The best rule of thumb I’ve seen for evaluating how big is too big comes from Simon Johnson and James Kwak’s book, 13 Bankers. Right now, 10 banks control about 70% of us all U.S. assets. Johnson and Kwak propose a 5% limit–as well as a reimposition of the Glass-Steagall law that separated commercial from investment banking. I’m not sure that 5% is the right number, but there does need to be some reasonable limit–and Friedman’s rule is an absolute must: no gambling with FDIC-insured deposits, which means the Glass-Steagall guidelines need to return.

I’d add one additional point to Friedman’s five: a graduated transfer tax on financial derivatives, as proposed by Michael Lewitt in The Death of Capital, a book I’ve touted here before. Lewitt, no radical, is a well-known fund manager and financial writer. He believes that the more exotic the  financial product, the higher the transfer tax should be–it would be lower on the trading of actual commodities futures, like corn or pork. The point is to discourage gambling and churning. The larger point is to make Wall Street a less lucrative occupation and try to lure our smartest young people away from the casino and into productive work–an absolute necessity if our economy is to thrive in the future.

Douthat is a conservative and he looks at the role government programs have had in the current budget dilemma. Here’s the core of his argument:

The story of the last three decades, in other words, is not the story of a benevolent government starved of funds by selfish rich people and fanatical Republicans. It’s a story of a public sector that has consistently done less with more, and a liberalism that has often defended the interests of narrow constituencies — public-employee unions, affluent seniors, the education bureaucracy — rather than the broader middle class.

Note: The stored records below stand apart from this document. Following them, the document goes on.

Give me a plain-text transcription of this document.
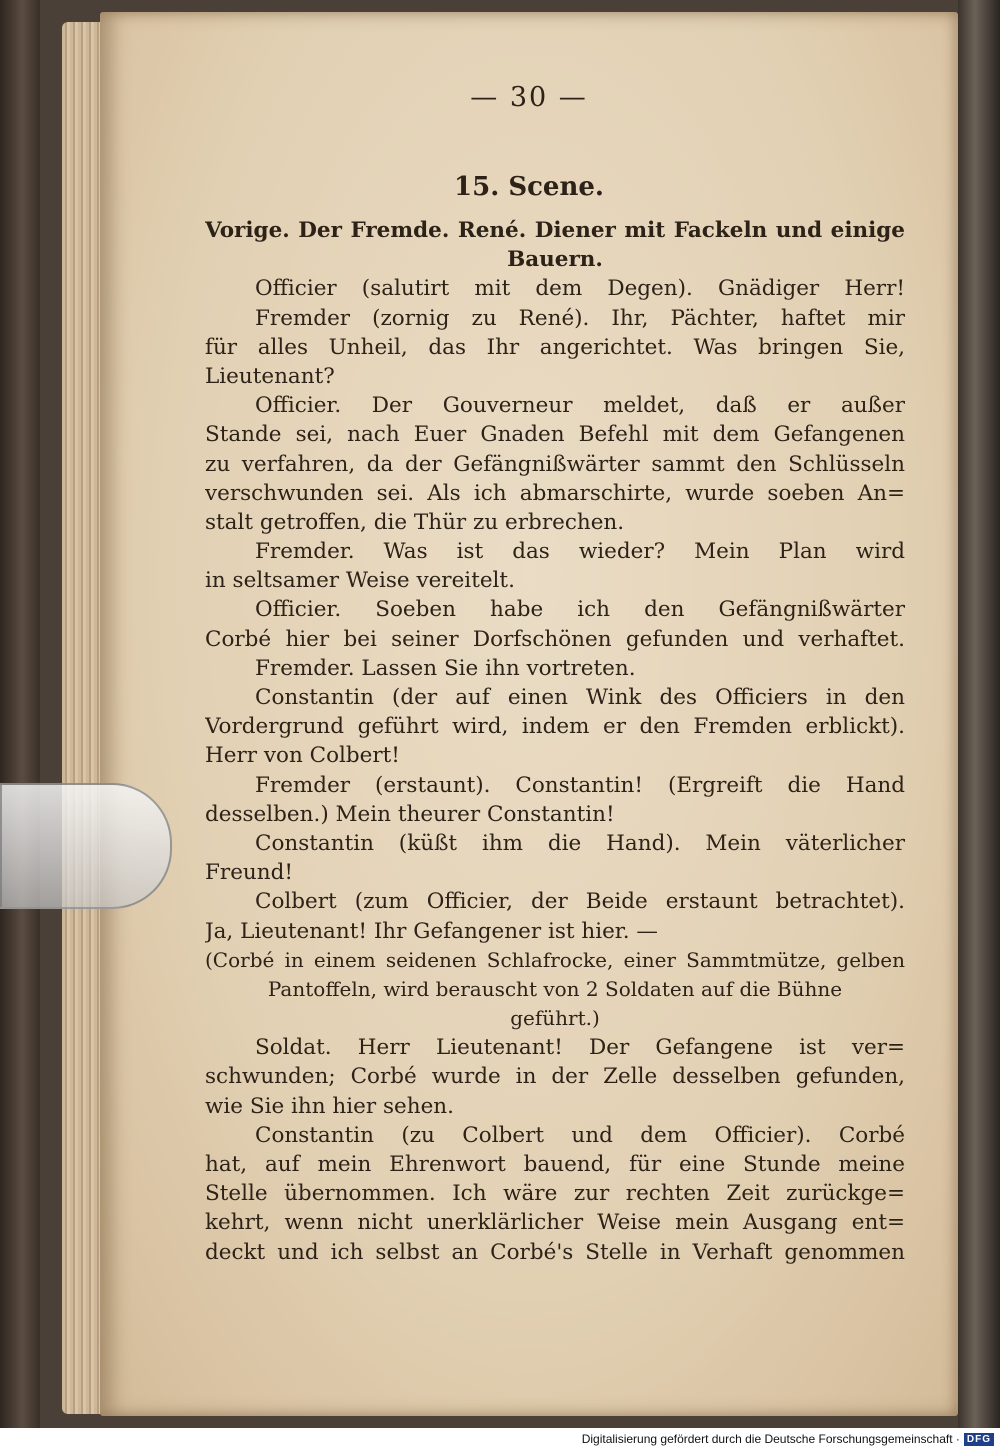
— 30 —
15. Scene.
Vorige. Der Fremde. René. Diener mit Fackeln und einige
Bauern.
Officier (salutirt mit dem Degen). Gnädiger Herr!
Fremder (zornig zu René). Ihr, Pächter, haftet mir
für alles Unheil, das Ihr angerichtet. Was bringen Sie,
Lieutenant?
Officier. Der Gouverneur meldet, daß er außer
Stande sei, nach Euer Gnaden Befehl mit dem Gefangenen
zu verfahren, da der Gefängnißwärter sammt den Schlüsseln
verschwunden sei. Als ich abmarschirte, wurde soeben An=
stalt getroffen, die Thür zu erbrechen.
Fremder. Was ist das wieder? Mein Plan wird
in seltsamer Weise vereitelt.
Officier. Soeben habe ich den Gefängnißwärter
Corbé hier bei seiner Dorfschönen gefunden und verhaftet.
Fremder. Lassen Sie ihn vortreten.
Constantin (der auf einen Wink des Officiers in den
Vordergrund geführt wird, indem er den Fremden erblickt).
Herr von Colbert!
Fremder (erstaunt). Constantin! (Ergreift die Hand
desselben.) Mein theurer Constantin!
Constantin (küßt ihm die Hand). Mein väterlicher
Freund!
Colbert (zum Officier, der Beide erstaunt betrachtet).
Ja, Lieutenant! Ihr Gefangener ist hier. —
(Corbé in einem seidenen Schlafrocke, einer Sammtmütze, gelben
Pantoffeln, wird berauscht von 2 Soldaten auf die Bühne
geführt.)
Soldat. Herr Lieutenant! Der Gefangene ist ver=
schwunden; Corbé wurde in der Zelle desselben gefunden,
wie Sie ihn hier sehen.
Constantin (zu Colbert und dem Officier). Corbé
hat, auf mein Ehrenwort bauend, für eine Stunde meine
Stelle übernommen. Ich wäre zur rechten Zeit zurückge=
kehrt, wenn nicht unerklärlicher Weise mein Ausgang ent=
deckt und ich selbst an Corbé's Stelle in Verhaft genommen
Digitalisierung gefördert durch die Deutsche Forschungsgemeinschaft · DFG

The alternative to this liberalism should not, however, be the kind of reverse class warfare currently being championed by the not-Romney candidates in the Republican field, whose flat-tax fantasies would ask working Americans to bear more of the burden for public institutions that have been failing them for years.

Rather, it should be a kind of small-government egalitarianism, which would seek to reform the government before we pour more money into it, along lines that encourage upward mobility and benefit the middle class. This would mean seeking a carefully means-tested welfare state, a less special interest-friendly tax code, and a public sector that worked for taxpayers and parents rather than the other way around.

I’ve often argued here that liberals have a responsibility to make sure that the programs they favor, and which I also favor–from Head Start to Social Security Disability to environmental regulations–actually work in the real world. The industrial era welfare state, and regulatory apparatus, needs to be overhauled–not scrapped, as the right-wing insists–but modernized for the Information Age.

These two huge questions: how to make the economy productive again, while taming the Wall Street casino, and how to make the government an instrument of progress rather than a hindrance to it, are the biggest issues we’re facing right now. They should be the heart of our national discussion during the next year. Unfortunately, I don’t see any politician, of either party, willing to take them on.